It has finally come, the legendary senior year. I am no longer a puny freshman who gets endlessly picked on, or a sophomore who serves no purpose. And forget being a junior—even though it's upperclassman status, it's seniors who top the Beverly food chain.
The most anticipated year of high school has just begun. Being one of the oldest students in school sounds simply ridiculous to me. I perfectly remember my first day of high school, struggling to find my classes and staring in awe at the oversized seniors. Now I am the one whom newcomers notice walking down the hall.
The first semester of senior year will test my academic limits and determine whether I'm actually ready to move on to college. The overload of AP classes on top of college applications are not going to make senior year easy to endure, but once second semester and college acceptance letters come around, I'll have a chance to relax and take it all in.
"I have been looking forward to spending my last year of high school with the people I love spending time with before entering the real world and going to college," said BHHS senior Negin Elazari, 17. "I'm definitely excited for all the senior activities coming our way and hope to live up this year to the fullest."
Being born and raised in Beverly Hills has no doubt been a blessing.

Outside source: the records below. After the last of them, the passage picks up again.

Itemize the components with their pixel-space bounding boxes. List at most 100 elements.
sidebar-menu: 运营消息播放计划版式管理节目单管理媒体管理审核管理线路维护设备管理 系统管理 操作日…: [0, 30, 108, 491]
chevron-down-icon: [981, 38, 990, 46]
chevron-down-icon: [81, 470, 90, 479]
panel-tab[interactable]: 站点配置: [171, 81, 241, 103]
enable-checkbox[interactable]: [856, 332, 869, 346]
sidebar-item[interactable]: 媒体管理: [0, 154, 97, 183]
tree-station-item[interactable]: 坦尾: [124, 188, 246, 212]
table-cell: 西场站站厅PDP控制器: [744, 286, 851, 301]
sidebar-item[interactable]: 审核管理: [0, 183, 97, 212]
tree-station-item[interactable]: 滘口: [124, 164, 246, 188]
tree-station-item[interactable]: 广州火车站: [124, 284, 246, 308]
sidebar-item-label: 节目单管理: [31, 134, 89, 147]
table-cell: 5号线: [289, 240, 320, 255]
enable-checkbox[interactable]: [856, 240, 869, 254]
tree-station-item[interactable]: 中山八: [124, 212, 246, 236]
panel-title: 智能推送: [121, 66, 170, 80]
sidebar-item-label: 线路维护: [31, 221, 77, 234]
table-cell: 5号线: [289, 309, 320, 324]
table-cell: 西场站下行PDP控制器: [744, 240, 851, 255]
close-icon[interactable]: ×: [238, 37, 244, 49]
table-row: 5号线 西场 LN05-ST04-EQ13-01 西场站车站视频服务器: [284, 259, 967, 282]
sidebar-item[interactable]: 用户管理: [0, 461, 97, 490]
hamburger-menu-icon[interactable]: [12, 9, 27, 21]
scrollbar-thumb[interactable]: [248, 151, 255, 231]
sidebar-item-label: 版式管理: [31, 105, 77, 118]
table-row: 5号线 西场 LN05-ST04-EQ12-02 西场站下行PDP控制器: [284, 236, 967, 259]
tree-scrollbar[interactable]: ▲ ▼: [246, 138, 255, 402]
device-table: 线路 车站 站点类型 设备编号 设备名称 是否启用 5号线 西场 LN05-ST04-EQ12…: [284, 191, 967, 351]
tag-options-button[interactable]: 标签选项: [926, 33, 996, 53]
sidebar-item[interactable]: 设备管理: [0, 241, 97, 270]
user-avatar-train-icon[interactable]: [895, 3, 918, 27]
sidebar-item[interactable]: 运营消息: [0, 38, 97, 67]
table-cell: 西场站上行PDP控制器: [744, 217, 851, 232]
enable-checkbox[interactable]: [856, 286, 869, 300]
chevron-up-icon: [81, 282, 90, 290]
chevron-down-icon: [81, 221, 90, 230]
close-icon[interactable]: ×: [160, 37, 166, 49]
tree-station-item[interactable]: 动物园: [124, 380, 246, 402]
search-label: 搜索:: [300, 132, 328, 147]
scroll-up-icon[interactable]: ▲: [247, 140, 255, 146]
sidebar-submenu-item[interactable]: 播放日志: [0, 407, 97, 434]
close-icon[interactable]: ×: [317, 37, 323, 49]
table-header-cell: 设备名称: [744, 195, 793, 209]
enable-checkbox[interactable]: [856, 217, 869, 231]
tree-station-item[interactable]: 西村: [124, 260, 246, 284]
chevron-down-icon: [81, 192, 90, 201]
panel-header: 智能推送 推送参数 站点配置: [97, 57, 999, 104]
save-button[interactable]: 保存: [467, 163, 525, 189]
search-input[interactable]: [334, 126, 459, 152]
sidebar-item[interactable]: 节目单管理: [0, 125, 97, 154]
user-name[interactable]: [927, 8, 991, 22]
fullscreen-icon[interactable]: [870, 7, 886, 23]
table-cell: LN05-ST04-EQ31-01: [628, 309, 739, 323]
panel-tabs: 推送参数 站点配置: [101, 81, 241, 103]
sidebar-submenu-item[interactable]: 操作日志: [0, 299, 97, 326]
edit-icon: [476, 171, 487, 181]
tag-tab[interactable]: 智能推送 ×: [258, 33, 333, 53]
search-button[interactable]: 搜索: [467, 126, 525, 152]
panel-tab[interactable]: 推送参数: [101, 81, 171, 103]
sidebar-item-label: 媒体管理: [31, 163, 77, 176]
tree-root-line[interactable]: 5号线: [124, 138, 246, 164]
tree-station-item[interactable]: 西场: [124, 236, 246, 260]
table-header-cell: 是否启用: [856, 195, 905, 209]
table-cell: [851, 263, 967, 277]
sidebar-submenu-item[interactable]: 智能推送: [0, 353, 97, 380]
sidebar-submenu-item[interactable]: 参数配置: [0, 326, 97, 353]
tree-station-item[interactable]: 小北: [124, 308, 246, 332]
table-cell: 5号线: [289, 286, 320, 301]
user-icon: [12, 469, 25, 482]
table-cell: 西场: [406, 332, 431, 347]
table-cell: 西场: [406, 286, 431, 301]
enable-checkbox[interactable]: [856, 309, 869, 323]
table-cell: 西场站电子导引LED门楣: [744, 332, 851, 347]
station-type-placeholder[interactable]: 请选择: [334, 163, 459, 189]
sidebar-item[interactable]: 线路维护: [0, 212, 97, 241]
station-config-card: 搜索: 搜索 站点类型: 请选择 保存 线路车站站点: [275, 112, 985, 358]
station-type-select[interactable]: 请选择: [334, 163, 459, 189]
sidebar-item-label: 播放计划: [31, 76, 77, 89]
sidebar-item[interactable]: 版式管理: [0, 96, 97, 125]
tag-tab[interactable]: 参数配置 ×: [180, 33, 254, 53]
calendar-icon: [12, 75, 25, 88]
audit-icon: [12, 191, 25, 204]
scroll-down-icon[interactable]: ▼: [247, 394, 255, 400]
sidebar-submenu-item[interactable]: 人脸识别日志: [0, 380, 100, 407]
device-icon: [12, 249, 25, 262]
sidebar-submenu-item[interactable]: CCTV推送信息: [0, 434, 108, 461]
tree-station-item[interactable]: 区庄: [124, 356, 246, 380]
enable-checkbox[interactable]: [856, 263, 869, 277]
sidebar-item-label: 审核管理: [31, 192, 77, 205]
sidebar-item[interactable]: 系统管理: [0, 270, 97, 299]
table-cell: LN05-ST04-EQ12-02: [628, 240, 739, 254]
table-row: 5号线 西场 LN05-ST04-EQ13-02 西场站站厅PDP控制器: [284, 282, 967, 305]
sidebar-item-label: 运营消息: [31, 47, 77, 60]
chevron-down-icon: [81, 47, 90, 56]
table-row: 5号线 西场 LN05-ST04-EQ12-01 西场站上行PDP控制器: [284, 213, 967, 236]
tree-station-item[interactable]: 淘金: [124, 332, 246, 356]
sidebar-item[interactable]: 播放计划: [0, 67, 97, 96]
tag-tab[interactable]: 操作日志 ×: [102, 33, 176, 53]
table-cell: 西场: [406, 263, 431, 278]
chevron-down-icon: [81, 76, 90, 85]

But it's time for me to get out of here. College is a fresh chapter in life. It builds independence and character, and will give me a chance to get to know my inner self. In addition, moving away from home will certainly make me appreciate the advantages to which I've have become accustomed.
Still, I believe most students at Beverly wouldn't acknowledge that they have been the recipients of a top-notch education. The school has certainly furnished me with outstanding teachers, but it has also left me wondering where some of my instructors earned their teaching credentials.
Yet without BHHS I wouldn't be writing this column; journalism would be completely foreign to me. But thanks to my education and the opportunities received at Beverly, I am the elected editor-in-chief of the school newspaper this semester.
So I tip my hat to Beverly Hills High School. Deep down inside, all Normans are thankful for their school, no matter how many times we have prayed for an earthquake to swallow the place whole.